結局は、運というものがあり、その運が自然界ではとても重要になっているように思います。運をよくするには、運がよくなるようなことを自然から学ぶ必要があります。

自然は運という循環と一体になっており、上手に命を運んで何百年も何千年も続く仕組みの中に入っています。運の良しあしではなく、運そのものになっているということでしょう。

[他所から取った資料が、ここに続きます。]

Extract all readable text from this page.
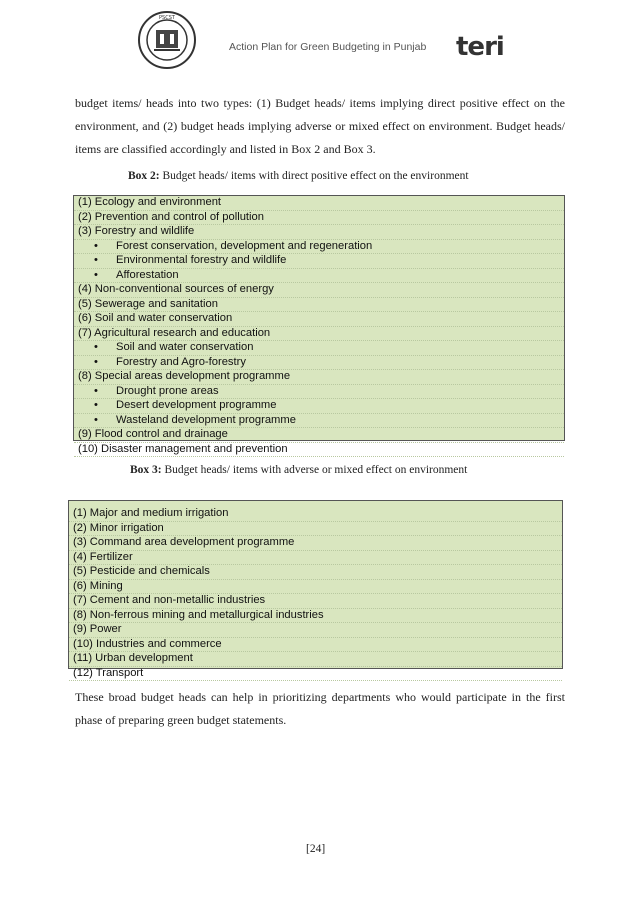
PSCST
Action Plan for Green Budgeting in Punjab teri
budget items/ heads into two types: (1) Budget heads/ items implying direct positive effect on the environment, and (2) budget heads implying adverse or mixed effect on environment. Budget heads/ items are classified accordingly and listed in Box 2 and Box 3.
Box 2: Budget heads/ items with direct positive effect on the environment
(1) Ecology and environment
(2) Prevention and control of pollution
(3) Forestry and wildlife
• Forest conservation, development and regeneration
• Environmental forestry and wildlife
• Afforestation
(4) Non-conventional sources of energy
(5) Sewerage and sanitation
(6) Soil and water conservation
(7) Agricultural research and education
• Soil and water conservation
• Forestry and Agro-forestry
(8) Special areas development programme
• Drought prone areas
• Desert development programme
• Wasteland development programme
(9) Flood control and drainage
(10) Disaster management and prevention
Box 3: Budget heads/ items with adverse or mixed effect on environment
(1) Major and medium irrigation
(2) Minor irrigation
(3) Command area development programme
(4) Fertilizer
(5) Pesticide and chemicals
(6) Mining
(7) Cement and non-metallic industries
(8) Non-ferrous mining and metallurgical industries
(9) Power
(10) Industries and commerce
(11) Urban development
(12) Transport
These broad budget heads can help in prioritizing departments who would participate in the first phase of preparing green budget statements.
[24]
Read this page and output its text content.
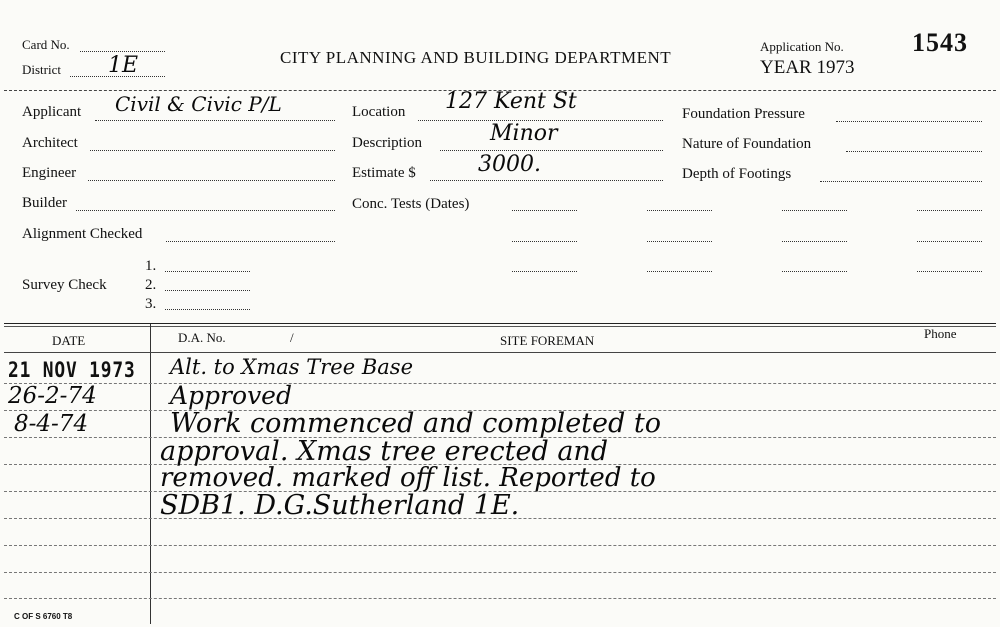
Card No.
District 1E	CITY PLANNING AND BUILDING DEPARTMENT
Application No.	1543
YEAR 1973
Applicant Civil & Civic P/L
Architect
Engineer
Builder
Alignment Checked
1.
Survey Check	2.
3.
Location 127 Kent St
Description	Minor
Estimate $	3000.
Conc. Tests (Dates)
Foundation Pressure
Nature of Foundation
Depth of Footings
DATE	D.A. No.	/	SITE FOREMAN	Phone
21 NOV 1973 Alt. to Xmas Tree Base
26-2-74	Approved
8-4-74	Work commenced and completed to
approval. Xmas tree erected and
removed. marked off list. Reported to
SDB1. D.G.Sutherland 1E.
C OF S 6760 T8
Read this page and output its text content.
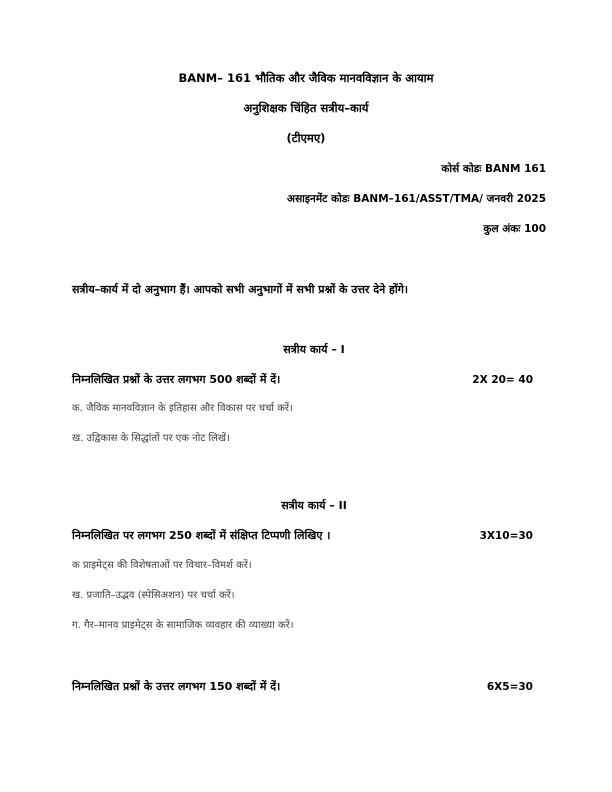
BANM– 161 भौतिक और जैविक मानवविज्ञान के आयाम
अनुशिक्षक चिंहित सत्रीय–कार्य
(टीएमए)
कोर्स कोडः BANM 161
असाइनमेंट कोडः BANM–161/ASST/TMA/ जनवरी 2025
कुल अंकः 100
सत्रीय–कार्य में दो अनुभाग हैं। आपको सभी अनुभागों में सभी प्रश्नों के उत्तर देने होंगे।
सत्रीय कार्य – I
निम्नलिखित प्रश्नों के उत्तर लगभग 500 शब्दों में दें।	2X 20= 40
क. जैविक मानवविज्ञान के इतिहास और विकास पर चर्चा करें।
ख. उद्विकास के सिद्धांतों पर एक नोट लिखें।
सत्रीय कार्य – II
निम्नलिखित पर लगभग 250 शब्दों में संक्षिप्त टिप्पणी लिखिए ।	3X10=30
क प्राइमेट्स की विशेषताओं पर विचार–विमर्श करें।
ख. प्रजाति–उद्भव (स्पेसिअशन) पर चर्चा करें।
ग. गैर–मानव प्राइमेट्स के सामाजिक व्यवहार की व्याख्या करें।
निम्नलिखित प्रश्नों के उत्तर लगभग 150 शब्दों में दें।	6X5=30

自然から学んだ知恵は、これからの人類に大切なことを伝承していきます。引き続き、子どもたちのためにも初心伝承を磨いていきたいと思います。

英彦山の水徳

現在、英彦山の宿坊で井戸さらいをしています。もう数十年も使われていなかった井戸ですから下には砂や汚泥が蓄積しています。それを取り除き、地下水脈からの水が綺麗に入ってくるようにお手入れをしています。

目測での感覚では井戸の中は目に見えるところまでは8メートルほど、ポンプで吸い上げていると水量はある程度は確保できそうです。あとはどれくらい砂や泥などで水が入りにくくなっているか、ここからは井戸に入って作業に取り組みます。

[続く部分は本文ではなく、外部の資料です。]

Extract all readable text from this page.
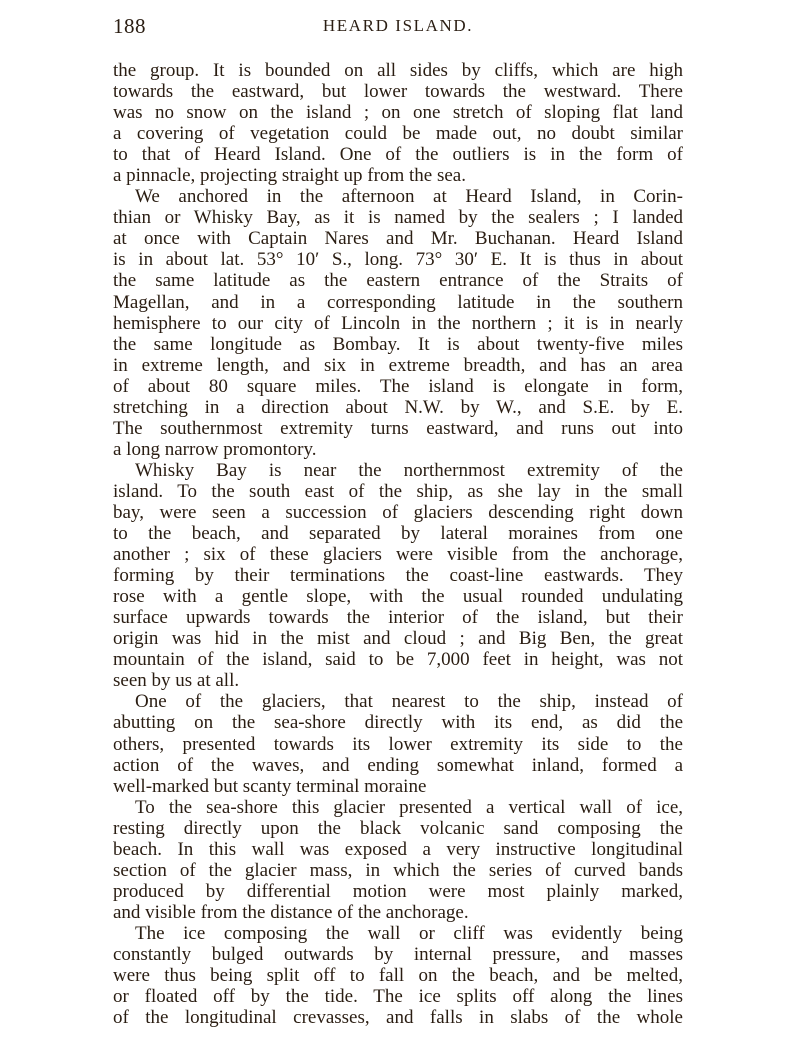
188	HEARD ISLAND.
the group. It is bounded on all sides by cliffs, which are high
towards the eastward, but lower towards the westward. There
was no snow on the island ; on one stretch of sloping flat land
a covering of vegetation could be made out, no doubt similar
to that of Heard Island. One of the outliers is in the form of
a pinnacle, projecting straight up from the sea.
We anchored in the afternoon at Heard Island, in Corin-
thian or Whisky Bay, as it is named by the sealers ; I landed
at once with Captain Nares and Mr. Buchanan. Heard Island
is in about lat. 53° 10′ S., long. 73° 30′ E. It is thus in about
the same latitude as the eastern entrance of the Straits of
Magellan, and in a corresponding latitude in the southern
hemisphere to our city of Lincoln in the northern ; it is in nearly
the same longitude as Bombay. It is about twenty-five miles
in extreme length, and six in extreme breadth, and has an area
of about 80 square miles. The island is elongate in form,
stretching in a direction about N.W. by W., and S.E. by E.
The southernmost extremity turns eastward, and runs out into
a long narrow promontory.
Whisky Bay is near the northernmost extremity of the
island. To the south east of the ship, as she lay in the small
bay, were seen a succession of glaciers descending right down
to the beach, and separated by lateral moraines from one
another ; six of these glaciers were visible from the anchorage,
forming by their terminations the coast-line eastwards. They
rose with a gentle slope, with the usual rounded undulating
surface upwards towards the interior of the island, but their
origin was hid in the mist and cloud ; and Big Ben, the great
mountain of the island, said to be 7,000 feet in height, was not
seen by us at all.
One of the glaciers, that nearest to the ship, instead of
abutting on the sea-shore directly with its end, as did the
others, presented towards its lower extremity its side to the
action of the waves, and ending somewhat inland, formed a
well-marked but scanty terminal moraine
To the sea-shore this glacier presented a vertical wall of ice,
resting directly upon the black volcanic sand composing the
beach. In this wall was exposed a very instructive longitudinal
section of the glacier mass, in which the series of curved bands
produced by differential motion were most plainly marked,
and visible from the distance of the anchorage.
The ice composing the wall or cliff was evidently being
constantly bulged outwards by internal pressure, and masses
were thus being split off to fall on the beach, and be melted,
or floated off by the tide. The ice splits off along the lines
of the longitudinal crevasses, and falls in slabs of the whole
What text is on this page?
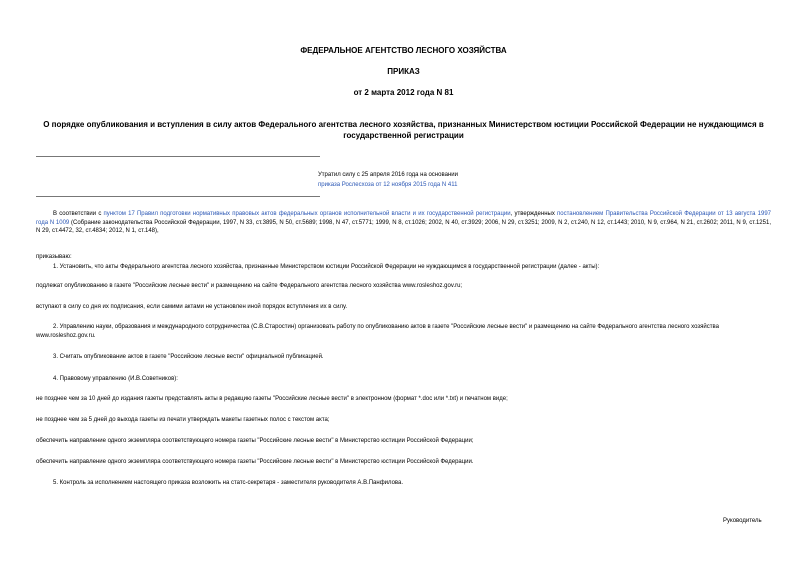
ФЕДЕРАЛЬНОЕ АГЕНТСТВО ЛЕСНОГО ХОЗЯЙСТВА
ПРИКАЗ
от 2 марта 2012 года N 81
О порядке опубликования и вступления в силу актов Федерального агентства лесного хозяйства, признанных Министерством юстиции Российской Федерации не нуждающимся в государственной регистрации
Утратил силу с 25 апреля 2016 года на основании
приказа Рослесхоза от 12 ноября 2015 года N 411
В соответствии с пунктом 17 Правил подготовки нормативных правовых актов федеральных органов исполнительной власти и их государственной регистрации, утвержденных постановлением Правительства Российской Федерации от 13 августа 1997 года N 1009 (Собрание законодательства Российской Федерации, 1997, N 33, ст.3895, N 50, ст.5689; 1998, N 47, ст.5771; 1999, N 8, ст.1026; 2002, N 40, ст.3929; 2006, N 29, ст.3251; 2009, N 2, ст.240, N 12, ст.1443; 2010, N 9, ст.964, N 21, ст.2602; 2011, N 9, ст.1251, N 29, ст.4472, 32, ст.4834; 2012, N 1, ст.148),
приказываю:
1. Установить, что акты Федерального агентства лесного хозяйства, признанные Министерством юстиции Российской Федерации не нуждающимся в государственной регистрации (далее - акты):
подлежат опубликованию в газете "Российские лесные вести" и размещению на сайте Федерального агентства лесного хозяйства www.rosleshoz.gov.ru;
вступают в силу со дня их подписания, если самими актами не установлен иной порядок вступления их в силу.
2. Управлению науки, образования и международного сотрудничества (С.В.Старостин) организовать работу по опубликованию актов в газете "Российские лесные вести" и размещению на сайте Федерального агентства лесного хозяйства www.rosleshoz.gov.ru.
3. Считать опубликование актов в газете "Российские лесные вести" официальной публикацией.
4. Правовому управлению (И.В.Советников):
не позднее чем за 10 дней до издания газеты представлять акты в редакцию газеты "Российские лесные вести" в электронном (формат *.doc или *.txt) и печатном виде;
не позднее чем за 5 дней до выхода газеты из печати утверждать макеты газетных полос с текстом акта;
обеспечить направление одного экземпляра соответствующего номера газеты "Российские лесные вести" в Министерство юстиции Российской Федерации;
обеспечить направление одного экземпляра соответствующего номера газеты "Российские лесные вести" в Министерство юстиции Российской Федерации.
5. Контроль за исполнением настоящего приказа возложить на статс-секретаря - заместителя руководителя А.В.Панфилова.
Руководитель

不思議なことに、ちょうど井戸をこれから取り組もうとしていたら6年前に聴福庵の井戸をお手伝いいただいた個人の井戸業者さんが挨拶に来られててまさかこのタイミングということで6年ぶりにまたお願いして一緒にやることになりました。

もう長いこと、井戸から離れたそうですが先日一緒に作業をしていたらやっぱりプロの風格で見事に井戸の道具をかき集めて準備を仕上げておりました。もう75歳になりますが、人生で掘った井戸の数を聴いたら覚えていないそうですが100本以上は手掛けたそうです。

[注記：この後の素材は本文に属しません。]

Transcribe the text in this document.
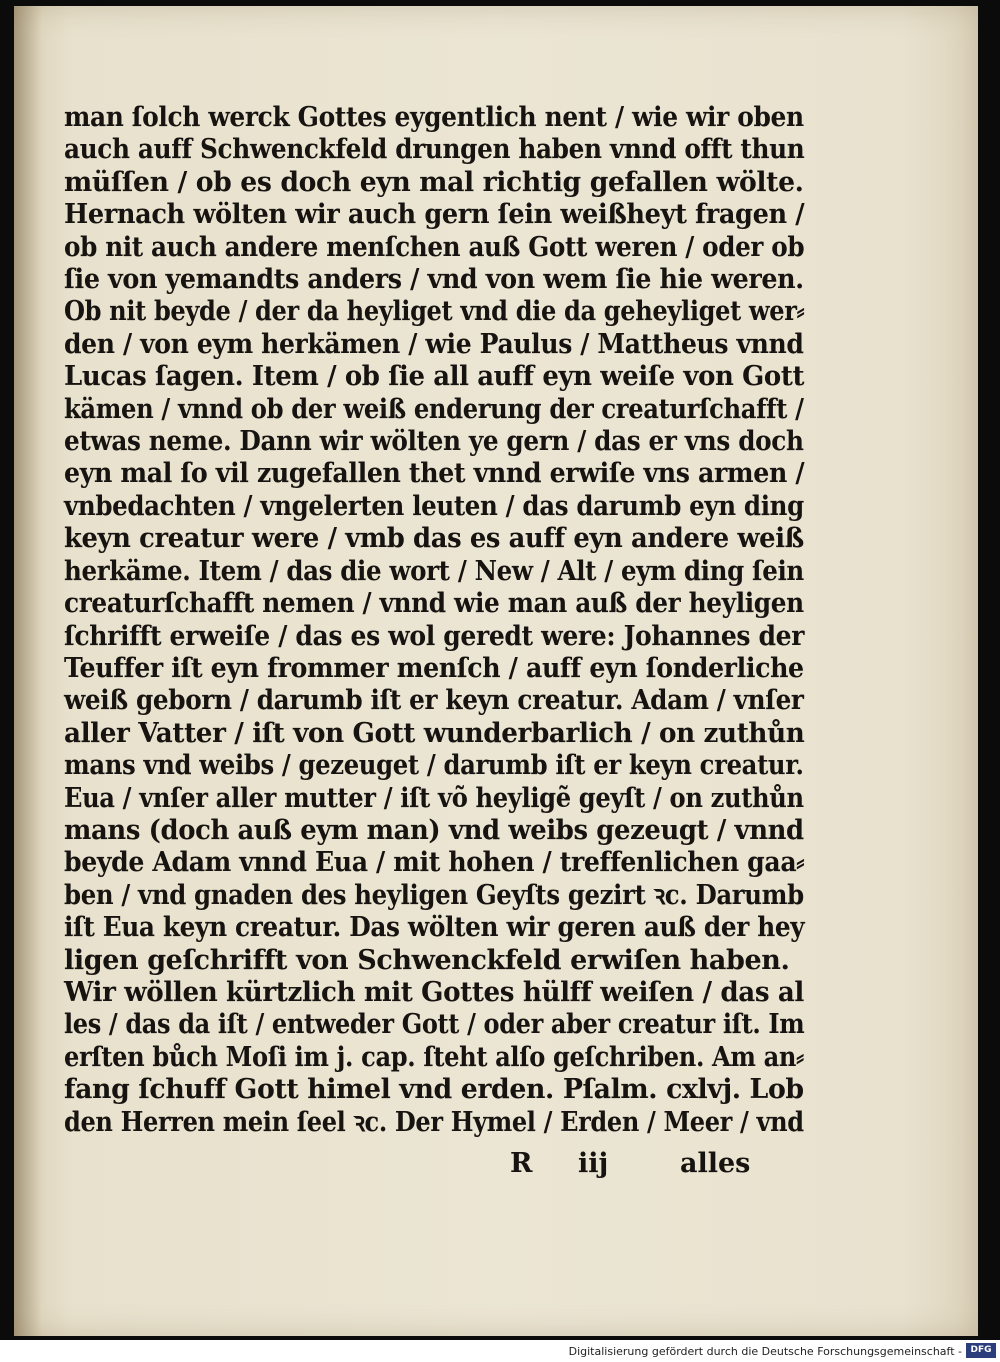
man ſolch werck Gottes eygentlich nent / wie wir oben
auch auff Schwenckfeld drungen haben vnnd offt thun
müſſen / ob es doch eyn mal richtig gefallen wölte.
Hernach wölten wir auch gern ſein weißheyt fragen /
ob nit auch andere menſchen auß Gott weren / oder ob
ſie von yemandts anders / vnd von wem ſie hie weren.
Ob nit beyde / der da heyliget vnd die da geheyliget wer⸗
den / von eym herkämen / wie Paulus / Mattheus vnnd
Lucas ſagen. Item / ob ſie all auff eyn weiſe von Gott
kämen / vnnd ob der weiß enderung der creaturſchafft /
etwas neme. Dann wir wölten ye gern / das er vns doch
eyn mal ſo vil zugefallen thet vnnd erwiſe vns armen /
vnbedachten / vngelerten leuten / das darumb eyn ding
keyn creatur were / vmb das es auff eyn andere weiß
herkäme. Item / das die wort / New / Alt / eym ding ſein
creaturſchafft nemen / vnnd wie man auß der heyligen
ſchrifft erweiſe / das es wol geredt were: Johannes der
Teuffer iſt eyn frommer menſch / auff eyn ſonderliche
weiß geborn / darumb iſt er keyn creatur. Adam / vnſer
aller Vatter / iſt von Gott wunderbarlich / on zuthůn
mans vnd weibs / gezeuget / darumb iſt er keyn creatur.
Eua / vnſer aller mutter / iſt võ heyligẽ geyſt / on zuthůn
mans (doch auß eym man) vnd weibs gezeugt / vnnd
beyde Adam vnnd Eua / mit hohen / treffenlichen gaa⸗
ben / vnd gnaden des heyligen Geyſts gezirt ꝛc. Darumb
iſt Eua keyn creatur. Das wölten wir geren auß der hey
ligen geſchrifft von Schwenckfeld erwiſen haben.
Wir wöllen kürtzlich mit Gottes hülff weiſen / das al
les / das da iſt / entweder Gott / oder aber creatur iſt. Im
erſten bůch Moſi im j. cap. ſteht alſo geſchriben. Am an⸗
fang ſchuff Gott himel vnd erden. Pſalm. cxlvj. Lob
den Herren mein ſeel ꝛc. Der Hymel / Erden / Meer / vnd
R iij	alles
Digitalisierung gefördert durch die Deutsche Forschungsgemeinschaft - DFG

掘る場所で全部水の個性が異なり、ある時はカナケで使えなかったり、あるいは良質ものものも出るそうです。深井戸と浅井戸がありますが、そのどちらも大変さがあるといいます。深井戸の方は、岩盤があったり、水が出なかったり、深いため掃除も大変であったり、あらゆる道具が高くついたりもあるそうです。水量もありますから、ほとんど一か八かということになっています。浅井戸の方も、水脈に中るかというのと水脈に中ったら当たったで水が大量に流れ込んできますから工事が大変だそうです。

自然を相手に仕事をするというのは、知恵が沢山必要です。そしてガッツというか、気力も必要です。井戸やさんも私が宿坊で池を甦生しているのをみて何か触発されたようで元氣が湧いてきて楽しく取り組んでくれています。

水は当たり前ではなく、自然からいただいたものです。この二日間、久しぶりに大雨が降っていますがこれが地下水になるのに世界は平均で600年くらいかかり循環するそうです。新しい水でも数日から50年、古い水は50年から5万年とか、もしくはもっと古いものもあります。

水もまた生きているということです。

子どもたちに自然の恵みを伝承するためにも、英彦山の水の徳を顕現させていきたいと思います。